Laurel Reuter, founding director and chief curator of the North Dakota Museum of Art, was born and raised on the Spirit Lake (Dakota) Nation in North Dakota where she attended reservation schools. She completed her B.A. in English at the University of North Dakota and
M.A. in American Literature at UND while founding the North Dakota Museum of Art (1972).
Reuter founded the Museum as a student gallery in the Memorial Union in the early 1970’s as she pursued her Masters degree in English. Reuter guided the Museum through many stages including:
- In 1985 the Museum was designated as the official State Art Gallery and the name was changed to the North Dakota Museum of Art.
- In 1989 the Museum opened its permanent home, a 1907 campus gymnasium located on the campus of UND, renovated by modernist architect Harvey Hoshour of Albuquerque.
- In 1996 the Museum underwent significant institutional change when UND turned over management of the Museum to an independent Board of Trustees under its own 501 (c) (3).
- In 1998 the North Dakota Museum of Art Foundation was established as a separate 501 (c) (3) charged with raising and managing Museum major gifts and endowments.
With the impossible goal of “building the best small museum in America,” Reuter curated dozens of exhibitions by national and international artists. This contemporary art museum is recognized nationally for 1) the strength of its exhibition program, 2) ground breaking human rights exhibitions, 3) responsiveness to its community, 4) involvement with international artists long before it became usual, and 5) the commissioning of landmark works of art anchored in the landscape, history, and culture of the Northern Plains. Among them are Mary Lucier’s Floodsongs (1998) and The Plains of Sweet Regret (2004).
Reuter went on to author numerous books and exhibition catalogs, including Whole Cloth, Under the Whelming Tide, Marking the Land: Jim Dow in North Dakota, Mouths of Ash: Juan Manuel Echavarría (Spanish/English), The North Dakota Museum of Art and its Collections, and recently, The Disappeared, (Spanish/English) exhibition catalog that accompanies The Disappeared exhibition, currently touring internationally through 2010. Upcoming books include a monograph about Xu Bing, Snow Country Prison: Interned in North Dakota, and several exhibition catalogs.
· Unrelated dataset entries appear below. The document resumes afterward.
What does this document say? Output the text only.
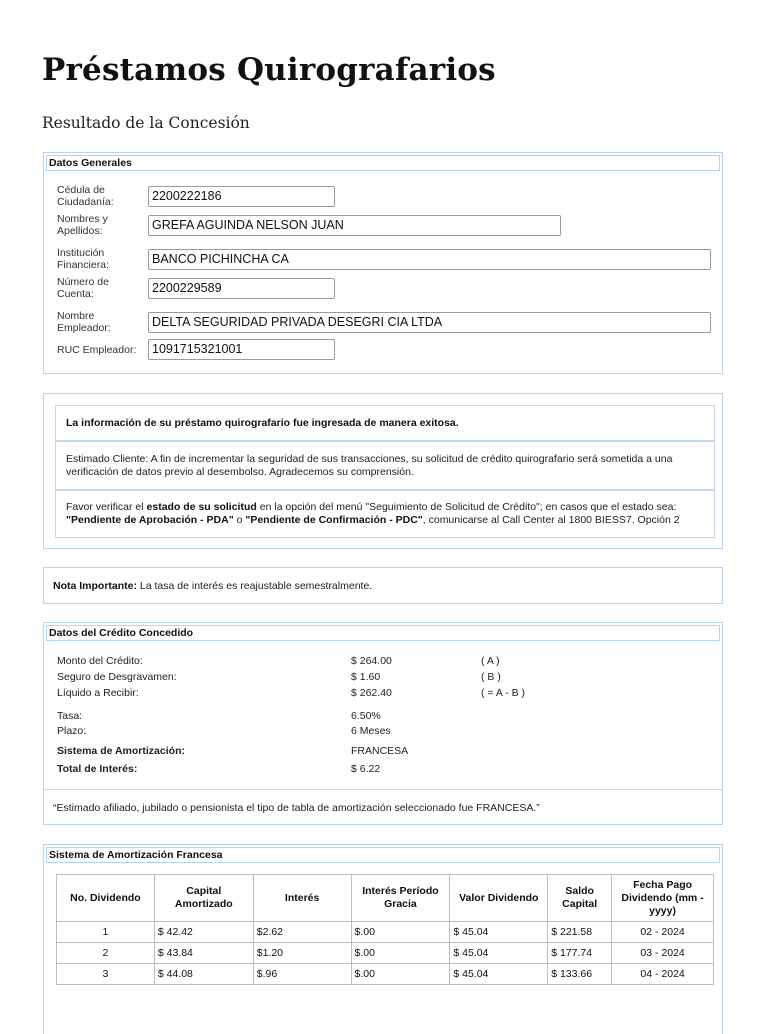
Préstamos Quirografarios
Resultado de la Concesión
Datos Generales
Cédula de
Ciudadanía:	2200222186
Nombres y
Apellidos:	GREFA AGUINDA NELSON JUAN
Institución
Financiera:	BANCO PICHINCHA CA
Número de
Cuenta:	2200229589
Nombre
Empleador:	DELTA SEGURIDAD PRIVADA DESEGRI CIA LTDA
RUC Empleador:	1091715321001
La información de su préstamo quirografario fue ingresada de manera exitosa.
Estimado Cliente: A fin de incrementar la seguridad de sus transacciones, su solicitud de crédito quirografario será sometida a una
verificación de datos previo al desembolso. Agradecemos su comprensión.
Favor verificar el estado de su solicitud en la opción del menú "Seguimiento de Solicitud de Crédito"; en casos que el estado sea:
"Pendiente de Aprobación - PDA" o "Pendiente de Confirmación - PDC", comunicarse al Call Center al 1800 BIESS7. Opción 2
Nota Importante: La tasa de interés es reajustable semestralmente.
Datos del Crédito Concedido
Monto del Crédito:	$ 264.00	( A )
Seguro de Desgravamen:	$ 1.60	( B )
Líquido a Recibir:	$ 262.40	( = A - B )
Tasa:	6.50%
Plazo:	6 Meses
Sistema de Amortización:	FRANCESA
Total de Interés:	$ 6.22
“Estimado afiliado, jubilado o pensionista el tipo de tabla de amortización seleccionado fue FRANCESA.”
Sistema de Amortización Francesa
No. Dividendo	Capital Amortizado	Interés	Interés Período Gracia	Valor Dividendo	Saldo Capital	Fecha Pago Dividendo (mm - yyyy)
1	$ 42.42	$2.62	$.00	$ 45.04	$ 221.58	02 - 2024
2	$ 43.84	$1.20	$.00	$ 45.04	$ 177.74	03 - 2024
3	$ 44.08	$.96	$.00	$ 45.04	$ 133.66	04 - 2024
The Disappeared, which includes fifteen artists from seven Latin American countries, was reviewed by Holland Cotter of the April 2, 2007, New York Times. According to Cotter, the bilingual catalog “is a work of art in itself. From Ms. Reuter’s stunning essay to the supplementary material, it is a total-immersion emotional experience.“ Of the exhibition he states, “There may have been a more moving show of contemporary political art in the city this season than The Disappeared at El Museo del Barrio, but if so, I missed it.” Cotter ends his review by asking, “And why is it that an on-the-road exhibition from a small museum in the Midwest is the most potent show of contemporary art, political or otherwise, in town? All I can say is that curators in our local museums should pay a visit, and ask themselves that question.”
- CBS News Sunday produced two segments about Reuter in 1997.
- ARTnews profiled her in the November 1998 issue.
- In July 1998 Reuter was one of twenty people profiled by the Bismarck Tribune in their first edition of Notable North Dakotans.
- Reuter received the 1999 Award of Distinction from the National Council of Art Administrators, recognizing “her dedication to art and to culture in North Dakota and her struggle to create a world-class museum in a remote environment.” Furthermore, she was cited for “helping a devastated community draw together and recover its spiritual existence.”
- North Dakota Governor’s Award for Individual Contribution to the Arts, 2007.
- Marking the Land: Jim Dow in North Dakota was named one of ten top photography books in 2007 by American Photo magazine.
- The Disappeared was named the most important exhibition in New Mexico in 2007 by the Santa Fe Reporter. It was also named one of the top ten arts events in New York by Newsday.
- Honorary Doctorate of Letters, University of North Dakota, May 2007.
- Reuter received the Apple Valley Curatorial Excellence award for 2007 ($10,000)
- Reuter was awarded a $50,000 Curatorial Research Grant from the Andy Warhol Foundation to begin work on a major exhibition focused upon the Middle East. This was the first round of a new grant program in which only two of the ten winners were awarded the top amount of $50,000.